I originally made this for Scout Kid’s first birthday because at the time chicken drumettes, with their little handles so perfect for small clumsy fists, were a big favourite. A year and a few months later, I have a toddler who reallllly doesn’t like chicken. Like no other toddler ever. He loves beef, he loves tomatoes and peppers, he’ll happily stir together rice and green beans and eat them up, he’s never had that toddler thing of hating saucy, mixed up food, but when chicken touches his tongue you’d think it was poison. Um, okay, son. More for the rest of us…

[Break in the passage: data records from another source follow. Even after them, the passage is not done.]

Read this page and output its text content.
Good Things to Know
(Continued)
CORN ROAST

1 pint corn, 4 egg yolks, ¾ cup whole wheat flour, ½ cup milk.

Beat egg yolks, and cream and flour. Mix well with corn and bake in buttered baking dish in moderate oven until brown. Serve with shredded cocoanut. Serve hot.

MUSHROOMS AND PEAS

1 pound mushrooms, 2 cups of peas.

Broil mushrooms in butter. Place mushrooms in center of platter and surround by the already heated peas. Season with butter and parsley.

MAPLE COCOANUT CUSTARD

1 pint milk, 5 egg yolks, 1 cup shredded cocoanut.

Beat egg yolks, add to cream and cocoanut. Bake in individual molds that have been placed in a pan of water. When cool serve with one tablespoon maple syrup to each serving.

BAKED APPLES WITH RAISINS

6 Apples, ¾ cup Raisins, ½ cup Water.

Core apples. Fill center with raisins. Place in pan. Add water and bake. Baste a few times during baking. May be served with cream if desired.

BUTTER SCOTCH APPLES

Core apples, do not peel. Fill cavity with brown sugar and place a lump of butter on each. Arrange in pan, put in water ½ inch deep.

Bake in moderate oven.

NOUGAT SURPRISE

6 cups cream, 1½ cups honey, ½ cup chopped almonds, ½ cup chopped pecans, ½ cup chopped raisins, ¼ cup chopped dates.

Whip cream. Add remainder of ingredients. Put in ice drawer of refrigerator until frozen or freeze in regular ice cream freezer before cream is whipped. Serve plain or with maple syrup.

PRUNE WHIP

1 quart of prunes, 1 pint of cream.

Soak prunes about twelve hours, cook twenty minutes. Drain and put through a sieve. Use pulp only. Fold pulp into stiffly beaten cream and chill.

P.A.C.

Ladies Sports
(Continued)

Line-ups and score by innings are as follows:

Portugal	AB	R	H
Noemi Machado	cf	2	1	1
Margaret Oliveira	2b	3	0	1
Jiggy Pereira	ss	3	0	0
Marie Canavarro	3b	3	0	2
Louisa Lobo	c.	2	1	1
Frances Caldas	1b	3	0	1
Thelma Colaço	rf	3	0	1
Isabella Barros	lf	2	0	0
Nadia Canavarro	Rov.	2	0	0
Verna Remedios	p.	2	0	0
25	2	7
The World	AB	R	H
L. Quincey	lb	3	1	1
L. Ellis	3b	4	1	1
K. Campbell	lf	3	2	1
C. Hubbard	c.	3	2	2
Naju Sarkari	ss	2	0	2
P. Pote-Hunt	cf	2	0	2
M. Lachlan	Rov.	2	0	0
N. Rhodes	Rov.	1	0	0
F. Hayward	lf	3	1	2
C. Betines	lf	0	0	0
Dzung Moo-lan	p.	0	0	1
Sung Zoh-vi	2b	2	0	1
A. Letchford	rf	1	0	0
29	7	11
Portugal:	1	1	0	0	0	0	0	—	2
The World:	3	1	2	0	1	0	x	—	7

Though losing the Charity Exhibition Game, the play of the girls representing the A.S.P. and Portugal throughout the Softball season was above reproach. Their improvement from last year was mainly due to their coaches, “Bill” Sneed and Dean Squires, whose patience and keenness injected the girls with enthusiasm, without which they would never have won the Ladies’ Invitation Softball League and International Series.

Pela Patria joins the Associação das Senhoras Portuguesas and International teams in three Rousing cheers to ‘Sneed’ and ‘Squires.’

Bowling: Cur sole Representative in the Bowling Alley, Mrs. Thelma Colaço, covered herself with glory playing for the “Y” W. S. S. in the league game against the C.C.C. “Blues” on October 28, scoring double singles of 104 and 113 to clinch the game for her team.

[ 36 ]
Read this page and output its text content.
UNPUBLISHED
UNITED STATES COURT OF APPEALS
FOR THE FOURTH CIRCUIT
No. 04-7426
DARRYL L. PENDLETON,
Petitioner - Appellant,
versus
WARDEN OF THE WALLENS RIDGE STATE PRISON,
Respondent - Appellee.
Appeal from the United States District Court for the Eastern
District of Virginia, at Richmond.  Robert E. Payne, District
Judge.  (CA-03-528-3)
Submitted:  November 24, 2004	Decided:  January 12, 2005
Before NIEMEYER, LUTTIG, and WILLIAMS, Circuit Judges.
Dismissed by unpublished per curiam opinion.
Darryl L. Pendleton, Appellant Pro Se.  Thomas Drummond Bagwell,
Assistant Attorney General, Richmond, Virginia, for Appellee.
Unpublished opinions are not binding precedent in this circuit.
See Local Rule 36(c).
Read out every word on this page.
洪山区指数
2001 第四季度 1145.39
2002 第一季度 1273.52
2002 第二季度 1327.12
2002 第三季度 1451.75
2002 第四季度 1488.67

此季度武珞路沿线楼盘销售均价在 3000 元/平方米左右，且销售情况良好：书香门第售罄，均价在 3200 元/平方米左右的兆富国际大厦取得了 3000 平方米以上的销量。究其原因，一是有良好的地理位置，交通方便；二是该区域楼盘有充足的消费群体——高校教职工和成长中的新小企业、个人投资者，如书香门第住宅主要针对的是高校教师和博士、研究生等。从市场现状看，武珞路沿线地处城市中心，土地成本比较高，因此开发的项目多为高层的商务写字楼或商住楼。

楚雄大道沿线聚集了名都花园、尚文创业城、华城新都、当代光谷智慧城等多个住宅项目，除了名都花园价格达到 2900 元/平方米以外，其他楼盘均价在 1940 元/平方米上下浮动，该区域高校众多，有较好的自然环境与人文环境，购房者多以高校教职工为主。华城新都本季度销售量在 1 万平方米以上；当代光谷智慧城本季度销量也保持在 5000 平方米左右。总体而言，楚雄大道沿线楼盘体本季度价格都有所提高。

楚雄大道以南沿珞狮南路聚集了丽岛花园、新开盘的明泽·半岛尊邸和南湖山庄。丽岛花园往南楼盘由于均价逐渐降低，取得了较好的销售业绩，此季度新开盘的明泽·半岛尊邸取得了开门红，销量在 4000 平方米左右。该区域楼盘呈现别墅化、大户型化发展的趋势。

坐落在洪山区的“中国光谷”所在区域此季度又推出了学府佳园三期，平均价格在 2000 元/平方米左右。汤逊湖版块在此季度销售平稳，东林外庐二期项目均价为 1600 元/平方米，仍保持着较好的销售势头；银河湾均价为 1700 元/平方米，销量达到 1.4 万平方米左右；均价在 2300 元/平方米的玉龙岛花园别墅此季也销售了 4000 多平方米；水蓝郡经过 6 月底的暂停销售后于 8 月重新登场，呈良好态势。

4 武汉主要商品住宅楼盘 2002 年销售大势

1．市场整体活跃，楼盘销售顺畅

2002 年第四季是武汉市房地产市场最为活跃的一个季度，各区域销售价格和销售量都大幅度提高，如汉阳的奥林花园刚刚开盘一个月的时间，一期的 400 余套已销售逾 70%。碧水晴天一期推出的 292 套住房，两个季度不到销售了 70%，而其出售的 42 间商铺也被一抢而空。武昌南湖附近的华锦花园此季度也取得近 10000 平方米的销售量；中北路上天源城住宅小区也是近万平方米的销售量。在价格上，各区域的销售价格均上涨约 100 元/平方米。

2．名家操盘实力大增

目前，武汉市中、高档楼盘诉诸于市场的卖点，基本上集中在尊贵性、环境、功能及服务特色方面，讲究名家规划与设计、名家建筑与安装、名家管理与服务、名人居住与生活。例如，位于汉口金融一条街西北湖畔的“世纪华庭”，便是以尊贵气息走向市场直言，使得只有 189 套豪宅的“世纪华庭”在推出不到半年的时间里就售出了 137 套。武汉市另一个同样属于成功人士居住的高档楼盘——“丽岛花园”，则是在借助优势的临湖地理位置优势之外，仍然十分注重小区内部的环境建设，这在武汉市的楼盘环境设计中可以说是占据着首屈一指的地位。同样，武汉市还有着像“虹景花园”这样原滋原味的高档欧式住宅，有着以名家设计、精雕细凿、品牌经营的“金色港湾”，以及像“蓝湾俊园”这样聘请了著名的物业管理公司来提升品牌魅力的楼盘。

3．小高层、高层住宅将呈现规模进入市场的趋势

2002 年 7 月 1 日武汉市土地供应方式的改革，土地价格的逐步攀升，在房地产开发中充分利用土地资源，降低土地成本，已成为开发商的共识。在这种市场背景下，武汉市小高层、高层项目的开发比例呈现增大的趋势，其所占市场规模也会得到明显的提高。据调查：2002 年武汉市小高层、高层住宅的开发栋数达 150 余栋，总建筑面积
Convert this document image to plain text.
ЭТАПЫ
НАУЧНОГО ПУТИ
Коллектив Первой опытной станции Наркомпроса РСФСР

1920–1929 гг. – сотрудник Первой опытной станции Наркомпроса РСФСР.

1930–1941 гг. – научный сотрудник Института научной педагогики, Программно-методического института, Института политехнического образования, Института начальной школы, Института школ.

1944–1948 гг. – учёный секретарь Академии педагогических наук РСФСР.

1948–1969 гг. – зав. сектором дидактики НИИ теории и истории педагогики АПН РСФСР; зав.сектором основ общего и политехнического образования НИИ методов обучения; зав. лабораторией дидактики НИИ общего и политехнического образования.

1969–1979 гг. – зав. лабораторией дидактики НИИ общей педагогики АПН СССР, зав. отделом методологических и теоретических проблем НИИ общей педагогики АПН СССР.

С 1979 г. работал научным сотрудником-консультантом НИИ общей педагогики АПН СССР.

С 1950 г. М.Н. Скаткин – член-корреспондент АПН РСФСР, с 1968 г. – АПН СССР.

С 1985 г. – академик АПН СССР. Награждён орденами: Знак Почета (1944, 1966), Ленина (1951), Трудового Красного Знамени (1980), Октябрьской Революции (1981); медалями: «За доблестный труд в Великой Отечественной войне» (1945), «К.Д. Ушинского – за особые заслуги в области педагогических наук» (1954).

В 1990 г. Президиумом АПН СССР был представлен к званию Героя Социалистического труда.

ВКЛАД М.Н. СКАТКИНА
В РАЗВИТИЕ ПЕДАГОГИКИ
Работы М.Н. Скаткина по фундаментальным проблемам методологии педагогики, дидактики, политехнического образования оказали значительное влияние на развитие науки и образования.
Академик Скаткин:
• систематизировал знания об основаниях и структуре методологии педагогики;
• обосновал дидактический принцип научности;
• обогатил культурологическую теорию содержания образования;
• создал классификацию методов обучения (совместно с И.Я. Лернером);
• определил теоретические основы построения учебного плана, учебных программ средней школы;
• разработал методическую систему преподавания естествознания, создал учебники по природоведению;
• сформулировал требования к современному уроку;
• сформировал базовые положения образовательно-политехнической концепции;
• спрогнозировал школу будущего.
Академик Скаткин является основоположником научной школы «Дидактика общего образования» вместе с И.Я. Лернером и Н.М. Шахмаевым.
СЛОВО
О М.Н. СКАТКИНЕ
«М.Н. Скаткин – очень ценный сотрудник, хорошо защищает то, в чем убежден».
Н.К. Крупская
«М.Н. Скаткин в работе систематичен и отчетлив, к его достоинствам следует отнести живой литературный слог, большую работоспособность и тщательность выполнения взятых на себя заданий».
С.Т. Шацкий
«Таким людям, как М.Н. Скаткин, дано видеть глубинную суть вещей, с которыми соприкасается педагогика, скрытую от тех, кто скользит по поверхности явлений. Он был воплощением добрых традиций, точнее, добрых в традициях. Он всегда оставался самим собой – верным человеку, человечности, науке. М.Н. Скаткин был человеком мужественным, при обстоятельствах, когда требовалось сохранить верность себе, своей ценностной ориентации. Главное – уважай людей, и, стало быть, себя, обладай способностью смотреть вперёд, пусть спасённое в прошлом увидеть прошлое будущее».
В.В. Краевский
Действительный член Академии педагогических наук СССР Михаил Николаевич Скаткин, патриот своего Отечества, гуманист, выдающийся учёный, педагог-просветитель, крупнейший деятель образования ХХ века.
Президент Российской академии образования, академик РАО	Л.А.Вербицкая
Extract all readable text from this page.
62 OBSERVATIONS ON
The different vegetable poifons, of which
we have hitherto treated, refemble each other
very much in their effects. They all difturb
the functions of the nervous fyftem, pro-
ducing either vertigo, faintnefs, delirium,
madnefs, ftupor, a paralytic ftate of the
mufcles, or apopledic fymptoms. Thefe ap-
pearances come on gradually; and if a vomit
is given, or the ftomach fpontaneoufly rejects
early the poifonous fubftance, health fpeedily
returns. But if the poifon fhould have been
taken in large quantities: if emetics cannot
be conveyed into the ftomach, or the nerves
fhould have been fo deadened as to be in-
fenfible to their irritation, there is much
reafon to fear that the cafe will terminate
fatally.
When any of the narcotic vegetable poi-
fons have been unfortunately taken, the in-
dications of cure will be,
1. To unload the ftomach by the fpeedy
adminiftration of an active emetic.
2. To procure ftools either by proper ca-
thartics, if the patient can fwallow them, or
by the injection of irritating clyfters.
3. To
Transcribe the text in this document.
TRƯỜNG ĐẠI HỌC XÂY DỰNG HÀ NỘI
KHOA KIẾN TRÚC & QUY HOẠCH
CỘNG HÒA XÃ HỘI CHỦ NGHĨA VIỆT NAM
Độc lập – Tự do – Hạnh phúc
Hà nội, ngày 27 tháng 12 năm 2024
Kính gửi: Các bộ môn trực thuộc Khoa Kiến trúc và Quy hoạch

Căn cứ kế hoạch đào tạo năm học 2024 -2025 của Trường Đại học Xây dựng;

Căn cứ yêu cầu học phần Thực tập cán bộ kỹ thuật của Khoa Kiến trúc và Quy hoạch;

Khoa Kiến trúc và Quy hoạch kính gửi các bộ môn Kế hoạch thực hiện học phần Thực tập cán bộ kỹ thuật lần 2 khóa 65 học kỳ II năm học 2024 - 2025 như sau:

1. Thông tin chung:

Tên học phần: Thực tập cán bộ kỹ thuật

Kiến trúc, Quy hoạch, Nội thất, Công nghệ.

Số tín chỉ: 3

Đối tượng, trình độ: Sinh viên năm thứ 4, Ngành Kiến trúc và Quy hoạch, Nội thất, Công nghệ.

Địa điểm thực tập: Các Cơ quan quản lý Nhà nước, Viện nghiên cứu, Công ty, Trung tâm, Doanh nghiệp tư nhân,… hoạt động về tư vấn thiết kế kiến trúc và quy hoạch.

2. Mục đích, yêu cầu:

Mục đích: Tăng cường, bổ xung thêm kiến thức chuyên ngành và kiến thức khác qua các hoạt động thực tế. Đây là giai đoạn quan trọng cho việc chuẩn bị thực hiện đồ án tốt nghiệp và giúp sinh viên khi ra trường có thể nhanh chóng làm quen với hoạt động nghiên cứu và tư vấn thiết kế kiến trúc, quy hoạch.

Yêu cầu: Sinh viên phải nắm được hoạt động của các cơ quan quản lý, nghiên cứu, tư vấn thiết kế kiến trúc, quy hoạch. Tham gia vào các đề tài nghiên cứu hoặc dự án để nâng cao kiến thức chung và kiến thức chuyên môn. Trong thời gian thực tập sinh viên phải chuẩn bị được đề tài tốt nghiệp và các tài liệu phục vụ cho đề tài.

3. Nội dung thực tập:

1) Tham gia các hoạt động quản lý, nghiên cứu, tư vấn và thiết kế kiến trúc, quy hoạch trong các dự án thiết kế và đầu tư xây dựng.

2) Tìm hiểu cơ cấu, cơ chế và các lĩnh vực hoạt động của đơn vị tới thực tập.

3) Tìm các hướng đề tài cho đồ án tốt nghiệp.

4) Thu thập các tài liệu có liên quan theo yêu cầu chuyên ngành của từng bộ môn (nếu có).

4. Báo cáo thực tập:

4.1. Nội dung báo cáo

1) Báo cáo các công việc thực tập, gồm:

Original recipe from Just A Taste.
2½ pounds chicken wings, tips removed, drumettes and flats separated
Salt and pepper, to taste
2 teaspoons olive oil
2 cloves garlic, crushed
1 teaspoon fresh ginger, minced
1/2 teaspoon crushed red pepper flakes (more if you’re not sharing with a two-year-old)
3/4 cup orange marmalade
1/4 cup soy sauce
1 cup rice
1. Preheat oven to 400ºF. Thoroughly dry off wings with a paper towel and spread out on a foil-lined baking sheet. Season with salt and pepper to taste. Bake until fully cooked, 45 to 50 minutes.
2. With about 15 minutes remaining for the wings, begin cooking rice (according to package directions) and sauce. Place the oil, garlic, and ginger in a small saucepan over medium-low heat and cook for about 3 minutes, until golden-brown. Add the red pepper flakes, marmalade, and soy sauce. Simmer, stirring occasionally, for 5 minutes.
3. Remove wings from oven and toss with sauce in a large bowl. Serve over rice with extra sauce poured over.
Really good. Even Scout Kid condescended to take a few bites.